There are some days on the calendar that everyone knows are important:
— December 25th everyone knows is … Christmas.
— January 1st … New Year’s Day.
— December 31st? Cheryl’s birthday!
And today, October 31st, is a memorable date as well. Many people celebrate it as “Halloween,” or “All Saints Eve.” But it is also another very important day in history, that too few Christians are aware of, and that is that October 31st is also “Reformation Day.” “Reformation Day” is the day in 1517 that Martin Luther kicked off what historians call the “Reformation” of the Church in Europe when he nailed his 95 theses, or theological propositions, onto the door the Wittenburg church. He did this in response to the preaching of men like Johan Tetzel, whom the Roman Catholic Church had sent to Germany to preach and sell what they called “indulgences”: that if you paid a certain amount of money to help build the Cathedral in Rome, you could buy yourself or a loved one out of so many years in purgatory. In fact, Tetzel preached, “As soon the coin in the coffer rings, the soul from purgatory springs!” Martin Luther had done a lot of soul-searching, and scripture-searching (as we will see in a minute) and he believed that what Tetzel was preaching was false; that we are not saved from the fires of purgatory (or hell) by buying “indulgences” of by any other good work, but that we are saved by faith in Jesus and what He did on the cross for us, alone.
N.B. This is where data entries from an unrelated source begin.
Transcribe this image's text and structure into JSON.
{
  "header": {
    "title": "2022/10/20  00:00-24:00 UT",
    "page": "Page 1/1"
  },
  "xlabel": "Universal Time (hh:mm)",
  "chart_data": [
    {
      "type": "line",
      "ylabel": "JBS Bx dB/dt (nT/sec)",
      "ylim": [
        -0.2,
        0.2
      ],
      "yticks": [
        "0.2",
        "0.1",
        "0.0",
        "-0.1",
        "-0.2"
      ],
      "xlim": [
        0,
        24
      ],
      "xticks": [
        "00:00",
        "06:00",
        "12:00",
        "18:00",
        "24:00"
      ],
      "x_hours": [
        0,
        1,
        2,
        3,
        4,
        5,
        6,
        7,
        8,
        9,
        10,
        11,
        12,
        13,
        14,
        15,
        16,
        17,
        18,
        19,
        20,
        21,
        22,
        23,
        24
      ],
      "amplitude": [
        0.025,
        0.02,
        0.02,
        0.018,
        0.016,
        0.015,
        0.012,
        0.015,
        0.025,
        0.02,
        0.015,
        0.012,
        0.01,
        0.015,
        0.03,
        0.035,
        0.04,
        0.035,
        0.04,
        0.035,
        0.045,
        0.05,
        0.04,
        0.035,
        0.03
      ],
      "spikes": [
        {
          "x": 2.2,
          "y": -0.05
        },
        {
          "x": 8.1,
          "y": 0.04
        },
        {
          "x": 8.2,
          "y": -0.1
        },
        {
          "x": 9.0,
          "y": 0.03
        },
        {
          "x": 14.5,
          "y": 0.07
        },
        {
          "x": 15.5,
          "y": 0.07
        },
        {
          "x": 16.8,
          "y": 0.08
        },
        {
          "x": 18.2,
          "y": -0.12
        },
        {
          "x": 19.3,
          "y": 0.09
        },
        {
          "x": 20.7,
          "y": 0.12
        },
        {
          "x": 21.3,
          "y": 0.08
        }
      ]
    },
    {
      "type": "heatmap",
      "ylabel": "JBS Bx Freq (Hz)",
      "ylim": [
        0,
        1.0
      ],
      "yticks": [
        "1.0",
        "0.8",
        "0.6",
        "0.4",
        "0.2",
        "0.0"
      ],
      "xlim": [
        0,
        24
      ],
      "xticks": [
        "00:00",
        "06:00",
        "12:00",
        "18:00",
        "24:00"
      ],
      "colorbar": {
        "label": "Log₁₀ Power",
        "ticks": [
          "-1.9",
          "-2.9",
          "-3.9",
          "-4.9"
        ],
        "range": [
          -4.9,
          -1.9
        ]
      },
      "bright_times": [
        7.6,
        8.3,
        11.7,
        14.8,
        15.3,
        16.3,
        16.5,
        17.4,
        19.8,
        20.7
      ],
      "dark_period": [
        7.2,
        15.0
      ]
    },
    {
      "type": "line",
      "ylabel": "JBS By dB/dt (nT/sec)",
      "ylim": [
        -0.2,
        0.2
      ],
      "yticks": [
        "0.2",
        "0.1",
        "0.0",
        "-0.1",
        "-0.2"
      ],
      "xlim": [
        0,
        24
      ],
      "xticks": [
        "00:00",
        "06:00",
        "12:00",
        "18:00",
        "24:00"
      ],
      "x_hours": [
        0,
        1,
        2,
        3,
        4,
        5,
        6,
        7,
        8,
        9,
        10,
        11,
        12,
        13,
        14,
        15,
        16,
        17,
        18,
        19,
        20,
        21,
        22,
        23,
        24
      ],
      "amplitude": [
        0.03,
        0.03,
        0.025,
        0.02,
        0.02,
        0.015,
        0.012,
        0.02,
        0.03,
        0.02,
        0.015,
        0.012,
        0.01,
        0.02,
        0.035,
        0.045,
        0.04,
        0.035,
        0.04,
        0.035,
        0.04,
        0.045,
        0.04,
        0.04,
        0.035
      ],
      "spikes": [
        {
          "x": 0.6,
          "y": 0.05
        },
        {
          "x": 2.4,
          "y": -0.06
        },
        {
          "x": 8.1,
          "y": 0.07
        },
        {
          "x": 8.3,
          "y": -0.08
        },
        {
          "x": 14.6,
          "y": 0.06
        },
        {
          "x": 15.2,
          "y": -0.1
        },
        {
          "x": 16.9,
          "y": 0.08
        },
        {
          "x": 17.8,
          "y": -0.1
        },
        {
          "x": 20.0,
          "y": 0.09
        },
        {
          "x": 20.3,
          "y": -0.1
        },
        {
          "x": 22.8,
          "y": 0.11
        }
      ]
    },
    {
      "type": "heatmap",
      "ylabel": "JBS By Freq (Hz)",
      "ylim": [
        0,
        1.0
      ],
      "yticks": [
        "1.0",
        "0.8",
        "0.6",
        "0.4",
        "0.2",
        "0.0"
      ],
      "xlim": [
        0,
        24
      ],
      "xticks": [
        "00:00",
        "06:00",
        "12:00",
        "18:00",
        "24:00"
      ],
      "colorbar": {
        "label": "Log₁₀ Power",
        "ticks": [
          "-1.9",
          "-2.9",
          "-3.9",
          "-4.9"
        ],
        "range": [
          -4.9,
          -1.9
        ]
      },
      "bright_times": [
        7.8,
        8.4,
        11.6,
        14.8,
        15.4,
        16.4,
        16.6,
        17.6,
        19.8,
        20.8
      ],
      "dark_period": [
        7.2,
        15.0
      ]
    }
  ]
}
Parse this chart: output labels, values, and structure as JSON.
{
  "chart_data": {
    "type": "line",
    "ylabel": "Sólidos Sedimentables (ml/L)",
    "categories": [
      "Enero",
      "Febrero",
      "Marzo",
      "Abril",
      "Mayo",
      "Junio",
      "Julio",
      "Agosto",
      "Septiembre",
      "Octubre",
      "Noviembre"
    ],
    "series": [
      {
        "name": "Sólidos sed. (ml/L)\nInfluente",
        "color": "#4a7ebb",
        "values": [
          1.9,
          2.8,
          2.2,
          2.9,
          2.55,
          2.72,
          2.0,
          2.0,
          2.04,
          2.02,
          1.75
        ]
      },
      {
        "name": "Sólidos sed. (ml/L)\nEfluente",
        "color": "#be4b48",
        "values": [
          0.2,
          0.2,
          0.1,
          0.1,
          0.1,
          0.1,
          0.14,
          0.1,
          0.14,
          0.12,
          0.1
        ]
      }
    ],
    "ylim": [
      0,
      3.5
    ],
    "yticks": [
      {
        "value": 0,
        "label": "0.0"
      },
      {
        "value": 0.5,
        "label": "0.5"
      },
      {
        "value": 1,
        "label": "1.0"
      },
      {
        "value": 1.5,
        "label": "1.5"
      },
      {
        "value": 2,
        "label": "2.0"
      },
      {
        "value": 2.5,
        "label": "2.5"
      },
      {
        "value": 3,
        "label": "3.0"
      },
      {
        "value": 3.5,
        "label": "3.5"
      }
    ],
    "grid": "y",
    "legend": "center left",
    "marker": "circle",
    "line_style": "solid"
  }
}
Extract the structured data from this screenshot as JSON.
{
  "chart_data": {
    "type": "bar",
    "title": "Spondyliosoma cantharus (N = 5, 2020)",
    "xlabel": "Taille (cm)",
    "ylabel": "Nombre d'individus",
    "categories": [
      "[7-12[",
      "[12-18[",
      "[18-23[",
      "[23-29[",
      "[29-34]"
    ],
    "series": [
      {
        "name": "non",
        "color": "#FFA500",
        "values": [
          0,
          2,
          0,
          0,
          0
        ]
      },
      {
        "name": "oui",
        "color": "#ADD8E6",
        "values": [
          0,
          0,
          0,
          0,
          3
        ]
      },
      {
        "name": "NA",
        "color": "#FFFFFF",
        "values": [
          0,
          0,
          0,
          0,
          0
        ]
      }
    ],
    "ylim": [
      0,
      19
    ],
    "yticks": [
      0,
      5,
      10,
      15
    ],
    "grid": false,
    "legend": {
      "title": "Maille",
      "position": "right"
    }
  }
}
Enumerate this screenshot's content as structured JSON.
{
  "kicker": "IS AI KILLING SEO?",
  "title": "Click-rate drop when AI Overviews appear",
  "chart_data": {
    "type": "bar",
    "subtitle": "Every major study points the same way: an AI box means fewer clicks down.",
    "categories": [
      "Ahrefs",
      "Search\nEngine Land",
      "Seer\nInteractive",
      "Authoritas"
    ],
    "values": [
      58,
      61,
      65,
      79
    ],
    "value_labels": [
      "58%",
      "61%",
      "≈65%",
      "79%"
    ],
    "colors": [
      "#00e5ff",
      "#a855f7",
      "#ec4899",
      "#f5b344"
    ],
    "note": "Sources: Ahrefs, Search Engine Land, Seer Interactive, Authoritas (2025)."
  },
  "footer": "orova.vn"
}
When Luther posted his challenge that day, it was an important event in Church History, and every Christian should be aware of it, because out of it came the emphasis that all evangelical churches hold to today: that we are not justified before God by our own good works and deeds, but by faith in Jesus alone. So today we’re going to be looking at the scripture that God used to change Martin Luther’s life, and give him that understanding of “justification by faith.” The scripture is Romans 1:17, where it says, “But the righteous man shall live by faith.”